Ça doit être ça qu'on appelle être à côté de ses pompes. Ça pourrait faire rire, si ce n'était l'horreur absolue.

mardi 15 février 2011

Angoisse

Il y a quelques années de ça ...
Je marche dans la rue. Tout va bien. Presque bien. Mais tout à coup, sans cause apparente, compréhensible, lisible, ça va mal.
Mon corps se vrille, ma respiration se bloque, une souffrance infinie m'envahit. Angoisse de rien, angoisse de tout, de mort, d'anéantissement. Sensation minérale, d'être réduite à l'état d'un granit, pétrifiée.
Mon cou, ma poitrine, mon ventre sont serrés, écrasés, oppressés. Je ne respire plus, ou presque. Un râle assourdi sort de moi, je me recroqueville. Quelques instants plus tard, des larmes sortent, puis des cris, ça soulage. L'angoisse s'apaise peu à peu.

Que s'est-il passé ?

A l'époque, je suis en train de travailler en analyse sur ma relation de couple. Mon partenaire est beau, intelligent, diplômé, généreux, gentil, le rêve ... Il est aussi passionné, possessif à l'extrême, excessivement jaloux, violent. Je m'interroge sur ce choix, qui m'a souvent fait penser que je ne suis pas douée pour le bonheur conjugal. Mais qui l'est ? C'est si compliqué !!
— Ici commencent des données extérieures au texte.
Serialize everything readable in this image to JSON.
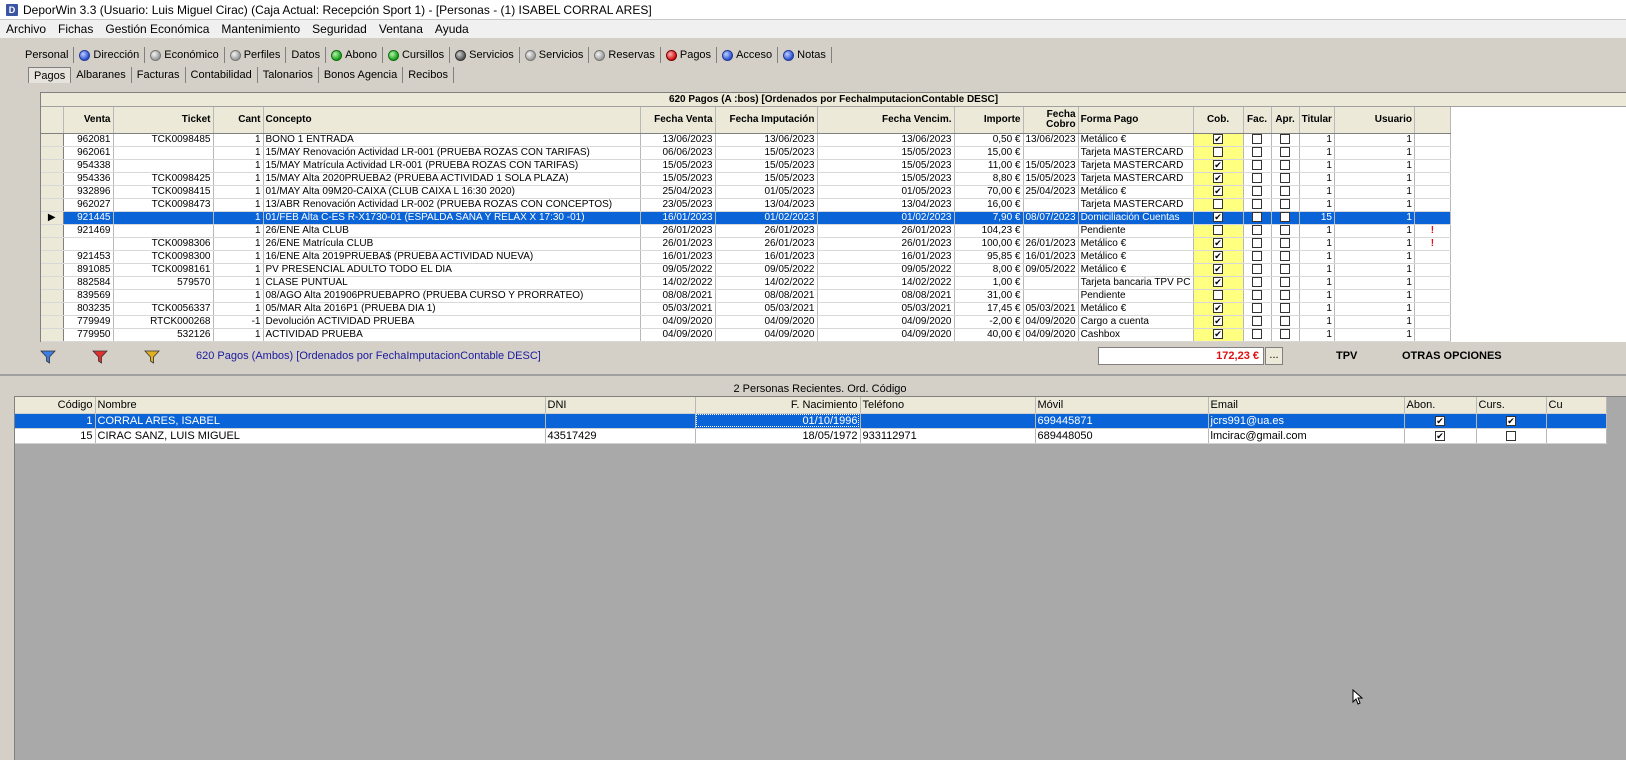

Notre relation est depuis quelques temps, figée, paralysée par cette jalousie : tout est prétexte, il m'invente des amants, est jaloux de mes enfants, de mes amies et même de mes hobbies.
Plus jeune, je l'aurais quitté sans regret, confiante dans mon bon droit, et dans la perspective de reconstruire une relation meilleure, avec un autre, meilleur, puisque différent.
Mais là, je sais maintenant que j'y suis pour quelque chose dans ce qui se passe. 50/50, pas moins ! Si je pousse le raisonnement, je dois constater que je l'ai choisi pour ça, qu'est-ce que j'y trouve donc qui m'arrange, dans cette jalousie ?
L'enfer, c'est l'autre, a dit Sartre. Mais le point commun de tous mes enfers, c'est moi, et personne d'autre.